Dalam kegiatan yang digelar Bank Indonesia (BI) Sulawesi Selatan tersebut, tercatat para buyer atau pembeli produk-produk Sulsel sepakat mengeluarkan duit hingga setara Rp98 Miliar untuk membeli produk-produk pelaku Usaha Mikro Kecil dan Menengah (UMKM) Sulsel.

"Acara selama dua hari ini menjadi momen kita mempromosikan produk-produk ekspor Sulawesi Selatan, dan mendorong peningkatan investasi khususnya sektor industri perdagangan di Sulsel. Kita menghadirkan buyer dan investor dari 12 negara," jelas Deputi Kepala Perwakilan BI Sulsel Wahyu Purnama, saat ditemui usai penutupan AMBF x SSIF di Hotel Claro Makassar, Kamis 21 November 2024.

Dalam event tersebut, BI mencatat terjadi deal ekspor sebesar Rp98 miliar, yang disepakati melalui proses penandatanganan MoU oleh pembeli dari tiga negara, yakni United Kingdom atau UK, India dan Jepang.

"Dari Rp184 miliar MoU yang ditandatangani selama 2024, terealisasi sebanyak Rp98 miliar dalam event AMBF ini," ungkap Wahyu lagi.

Adapun perusahaan yang menandatangani MoU dengan buyer tersebut tersebut antara lain PT Kopi Luwak Malino Metrocart UK LTD sebesar Rp1,55 miliar, PT Bunly Abadi Bersama Metrocart UK LTD sebesar Rp1,55 miliar, PT Sago One Tepung Sagu senilai Rp1,55 miliar dan Monity Jaya Bersama Metrocart UK LTD sebesar Rp775 juta, masing-masing terkait ekspor produk ke Inggris.

Perusahaan lainnya adalah Monity Jaya Bersama Kaizel Internasional sebesar Rp852,5 juta untuk kesepakatan ekspor produk ke India, dan PT Renggino Snack Nusantara Nine Star Co LTD sebesar Rp299 juta serta CV Sulawesi Herba Nusantara Nine Star Co LTD sebesar Rp449,5 juta masing-masing mengekspor produk ke Jepang.

Penandatanganan tersebut disaksikan langsung Kepala Kpw Bank Indonesia Sulsel, Rizky Ernadi Wimanda, bersama Pelaksana Harian (Plh) Kepala Biro Ekonomi dan Pembangunan Setda Sulsel Abd Aziz Bennu.
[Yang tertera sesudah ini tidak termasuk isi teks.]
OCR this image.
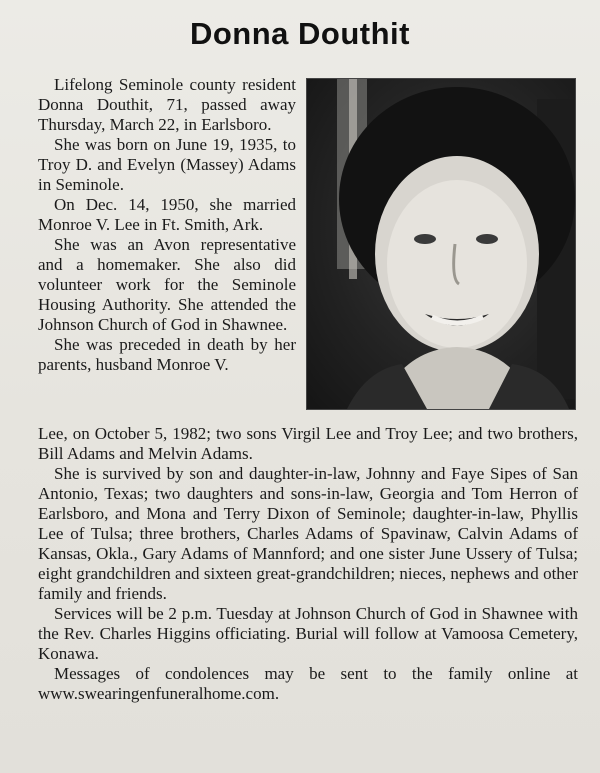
Donna Douthit

Lifelong Seminole county resident Donna Douthit, 71, passed away Thursday, March 22, in Earlsboro.

She was born on June 19, 1935, to Troy D. and Evelyn (Massey) Adams in Seminole.

On Dec. 14, 1950, she married Monroe V. Lee in Ft. Smith, Ark.

She was an Avon representative and a homemaker. She also did volunteer work for the Seminole Housing Authority. She attended the Johnson Church of God in Shawnee.

She was preceded in death by her parents, husband Monroe V.

Lee, on October 5, 1982; two sons Virgil Lee and Troy Lee; and two brothers, Bill Adams and Melvin Adams.

She is survived by son and daughter-in-law, Johnny and Faye Sipes of San Antonio, Texas; two daughters and sons-in-law, Georgia and Tom Herron of Earlsboro, and Mona and Terry Dixon of Seminole; daughter-in-law, Phyllis Lee of Tulsa; three brothers, Charles Adams of Spavinaw, Calvin Adams of Kansas, Okla., Gary Adams of Mannford; and one sister June Ussery of Tulsa; eight grandchildren and sixteen great-grandchildren; nieces, nephews and other family and friends.

Services will be 2 p.m. Tuesday at Johnson Church of God in Shawnee with the Rev. Charles Higgins officiating. Burial will follow at Vamoosa Cemetery, Konawa.

Messages of condolences may be sent to the family online at www.swearingenfuneralhome.com.
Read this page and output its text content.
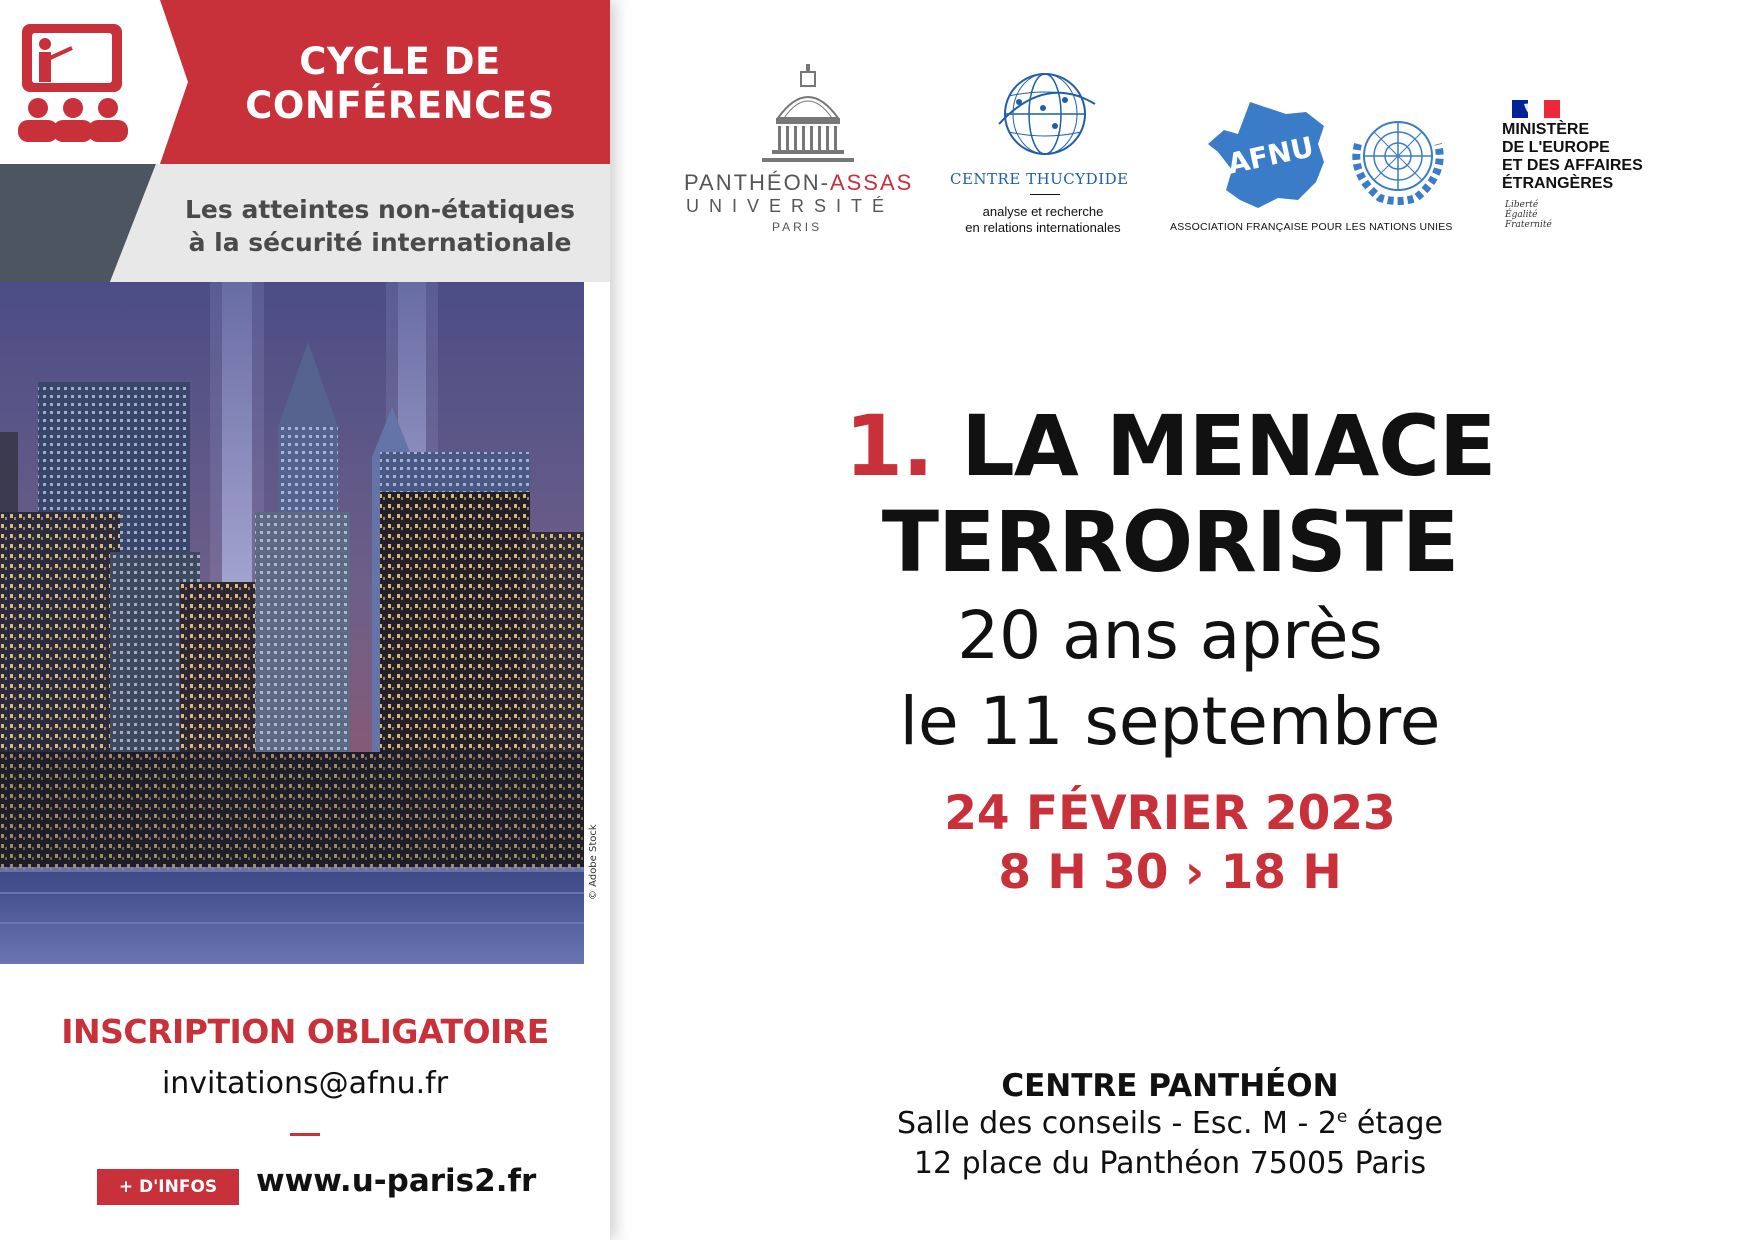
CYCLE DE
CONFÉRENCES
Les atteintes non-étatiques
à la sécurité internationale
© Adobe Stock
INSCRIPTION OBLIGATOIRE
invitations@afnu.fr
+ D'INFOS	www.u-paris2.fr
PANTHÉON-ASSAS
UNIVERSITÉ
PARIS
CENTRE THUCYDIDE
analyse et recherche
en relations internationales
AFNU
ASSOCIATION FRANÇAISE POUR LES NATIONS UNIES
MINISTÈRE
DE L'EUROPE
ET DES AFFAIRES
ÉTRANGÈRES
Liberté
Égalité
Fraternité
1. LA MENACE
TERRORISTE
20 ans après
le 11 septembre
24 FÉVRIER 2023
8 H 30 › 18 H
CENTRE PANTHÉON
Salle des conseils - Esc. M - 2e étage
12 place du Panthéon 75005 Paris
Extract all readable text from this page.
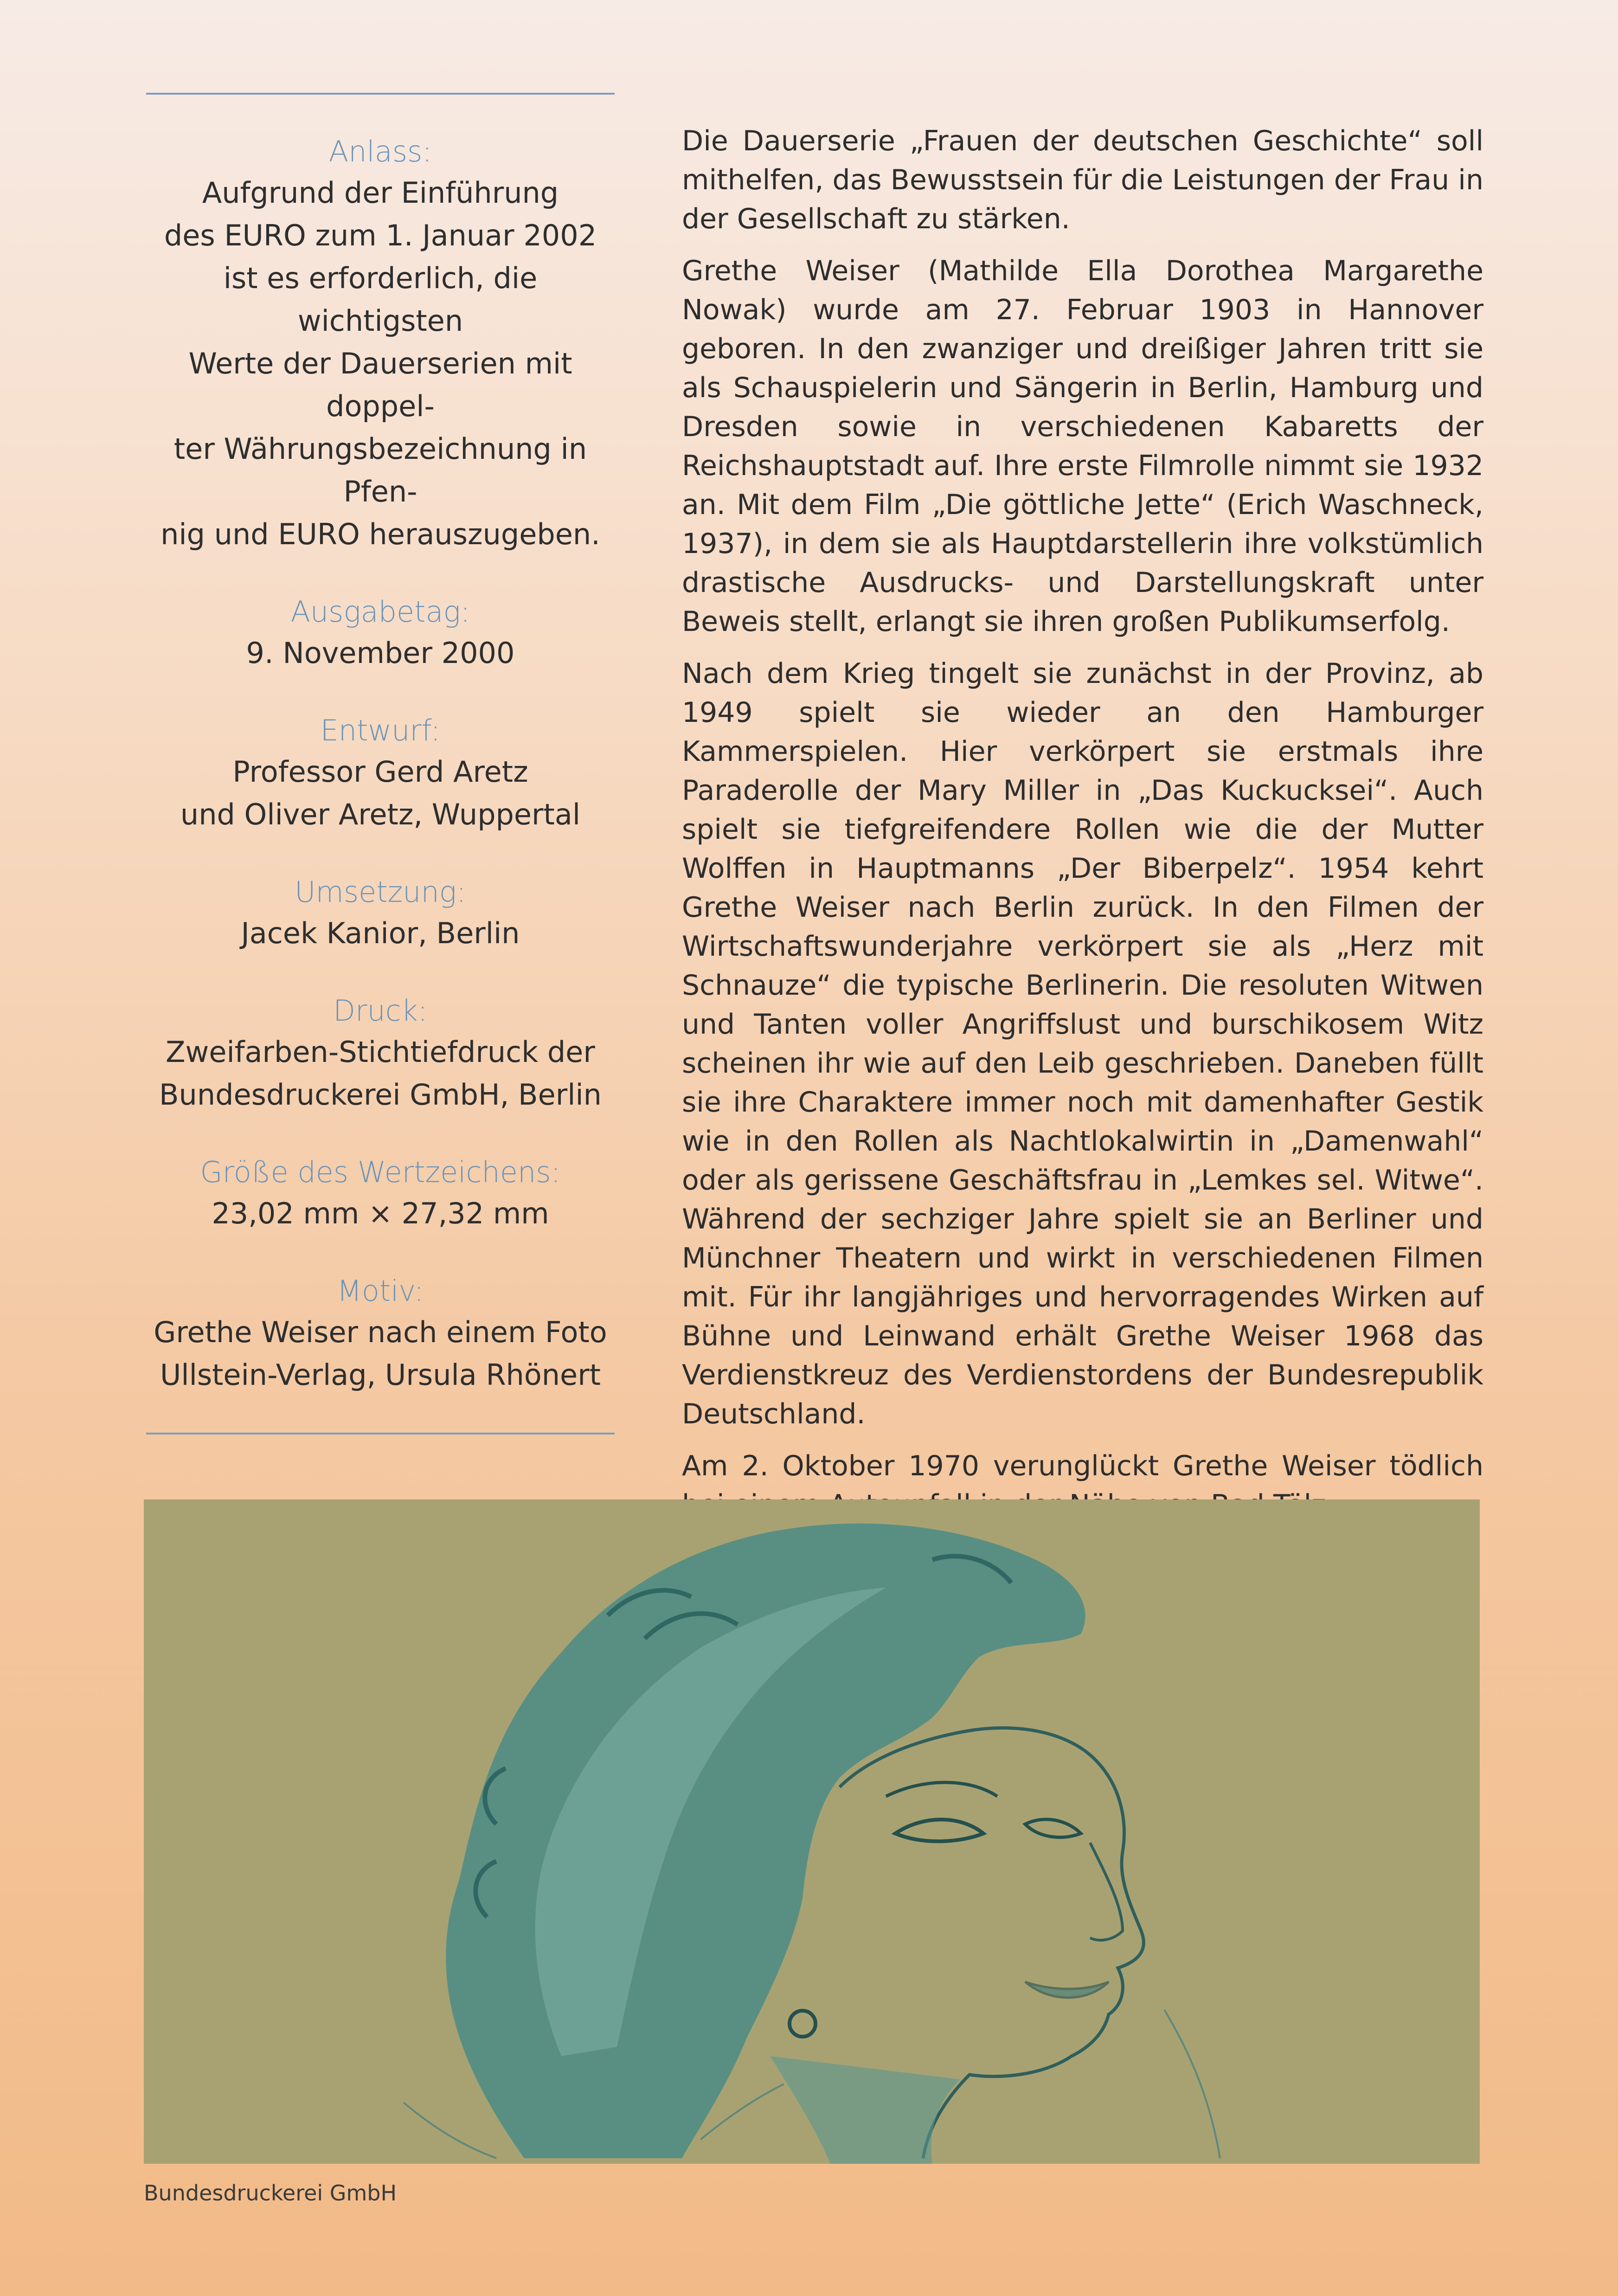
Anlass:
Aufgrund der Einführung
des EURO zum 1. Januar 2002
ist es erforderlich, die wichtigsten
Werte der Dauerserien mit doppel-
ter Währungsbezeichnung in Pfen-
nig und EURO herauszugeben.
Ausgabetag:
9. November 2000
Entwurf:
Professor Gerd Aretz
und Oliver Aretz, Wuppertal
Umsetzung:
Jacek Kanior, Berlin
Druck:
Zweifarben-Stichtiefdruck der
Bundesdruckerei GmbH, Berlin
Größe des Wertzeichens:
23,02 mm × 27,32 mm
Motiv:
Grethe Weiser nach einem Foto
Ullstein-Verlag, Ursula Rhönert

Die Dauerserie „Frauen der deutschen Geschichte“ soll mithelfen, das Bewusstsein für die Leistungen der Frau in der Gesellschaft zu stärken.

Grethe Weiser (Mathilde Ella Dorothea Margarethe Nowak) wurde am 27. Februar 1903 in Hannover geboren. In den zwanziger und dreißiger Jahren tritt sie als Schauspielerin und Sängerin in Berlin, Hamburg und Dresden sowie in verschiedenen Kabaretts der Reichshauptstadt auf. Ihre erste Filmrolle nimmt sie 1932 an. Mit dem Film „Die göttliche Jette“ (Erich Waschneck, 1937), in dem sie als Hauptdarstellerin ihre volkstümlich drastische Ausdrucks- und Darstellungskraft unter Beweis stellt, erlangt sie ihren großen Publikumserfolg.

Nach dem Krieg tingelt sie zunächst in der Provinz, ab 1949 spielt sie wieder an den Hamburger Kammerspielen. Hier verkörpert sie erstmals ihre Paraderolle der Mary Miller in „Das Kuckucksei“. Auch spielt sie tiefgreifendere Rollen wie die der Mutter Wolffen in Hauptmanns „Der Biberpelz“. 1954 kehrt Grethe Weiser nach Berlin zurück. In den Filmen der Wirtschaftswunderjahre verkörpert sie als „Herz mit Schnauze“ die typische Berlinerin. Die resoluten Witwen und Tanten voller Angriffslust und burschikosem Witz scheinen ihr wie auf den Leib geschrieben. Daneben füllt sie ihre Charaktere immer noch mit damenhafter Gestik wie in den Rollen als Nachtlokalwirtin in „Damenwahl“ oder als gerissene Geschäftsfrau in „Lemkes sel. Witwe“. Während der sechziger Jahre spielt sie an Berliner und Münchner Theatern und wirkt in verschiedenen Filmen mit. Für ihr langjähriges und hervorragendes Wirken auf Bühne und Leinwand erhält Grethe Weiser 1968 das Verdienstkreuz des Verdienstordens der Bundesrepublik Deutschland.

Am 2. Oktober 1970 verunglückt Grethe Weiser tödlich

Bundesdruckerei GmbH
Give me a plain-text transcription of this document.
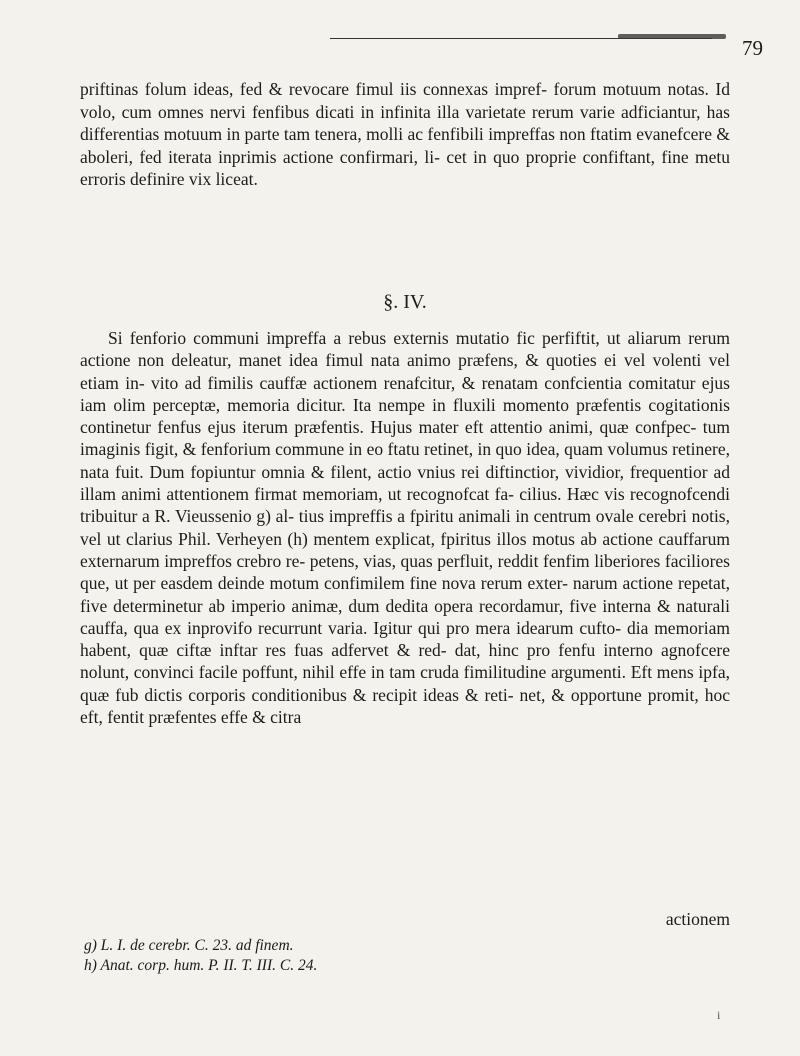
79
priftinas folum ideas, fed & revocare fimul iis connexas impref- forum motuum notas. Id volo, cum omnes nervi fenfibus dicati in infinita illa varietate rerum varie adficiantur, has differentias motuum in parte tam tenera, molli ac fenfibili impreffas non ftatim evanefcere & aboleri, fed iterata inprimis actione confirmari, li- cet in quo proprie confiftant, fine metu erroris definire vix liceat.
§. IV.
Si fenforio communi impreffa a rebus externis mutatio fic perfiftit, ut aliarum rerum actione non deleatur, manet idea fimul nata animo præfens, & quoties ei vel volenti vel etiam in- vito ad fimilis cauffæ actionem renafcitur, & renatam confcientia comitatur ejus iam olim perceptæ, memoria dicitur. Ita nempe in fluxili momento præfentis cogitationis continetur fenfus ejus iterum præfentis. Hujus mater eft attentio animi, quæ confpec- tum imaginis figit, & fenforium commune in eo ftatu retinet, in quo idea, quam volumus retinere, nata fuit. Dum fopiuntur omnia & filent, actio vnius rei diftinctior, vividior, frequentior ad illam animi attentionem firmat memoriam, ut recognofcat fa- cilius. Hæc vis recognofcendi tribuitur a R. Vieussenio g) al- tius impreffis a fpiritu animali in centrum ovale cerebri notis, vel ut clarius Phil. Verheyen (h) mentem explicat, fpiritus illos motus ab actione cauffarum externarum impreffos crebro re- petens, vias, quas perfluit, reddit fenfim liberiores faciliores que, ut per easdem deinde motum confimilem fine nova rerum exter- narum actione repetat, five determinetur ab imperio animæ, dum dedita opera recordamur, five interna & naturali cauffa, qua ex inprovifo recurrunt varia. Igitur qui pro mera idearum cufto- dia memoriam habent, quæ ciftæ inftar res fuas adfervet & red- dat, hinc pro fenfu interno agnofcere nolunt, convinci facile poffunt, nihil effe in tam cruda fimilitudine argumenti. Eft mens ipfa, quæ fub dictis corporis conditionibus & recipit ideas & reti- net, & opportune promit, hoc eft, fentit præfentes effe & citra
actionem
g) L. I. de cerebr. C. 23. ad finem.
h) Anat. corp. hum. P. II. T. III. C. 24.
i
Adapun komoditas ekspor tersebut di antaranya adalah kopi, bahan baku makanan, seperti rumput laut, kuliner, dan karya kerajinan lainnya. BI sendiri bersama pemerintah akan memonitor UMKM yang telah melakukan penandatanganan untuk bisa menjaga komitmennya dalam menyediakan produk ekspor yang berkualitas.

Komitmen Investasi South Sulawesi Investment Forum

Dua Hari AMBF x SSIF BI Sulsel, Buyer dari Tiga Negara Sepakat Transaksi Rp98 Miliar dengan UMKM
Deputi Kepala Perwakilan BI Sulsel Wahyu Purnama

Selain komitmen untuk perdagangan luar negeri, dalam event tersebut, juga terjadi penjajakan investasi di Sulawesi Selatan. Wahyu Purnama mengungkapkan, tentu prosesnya panjang.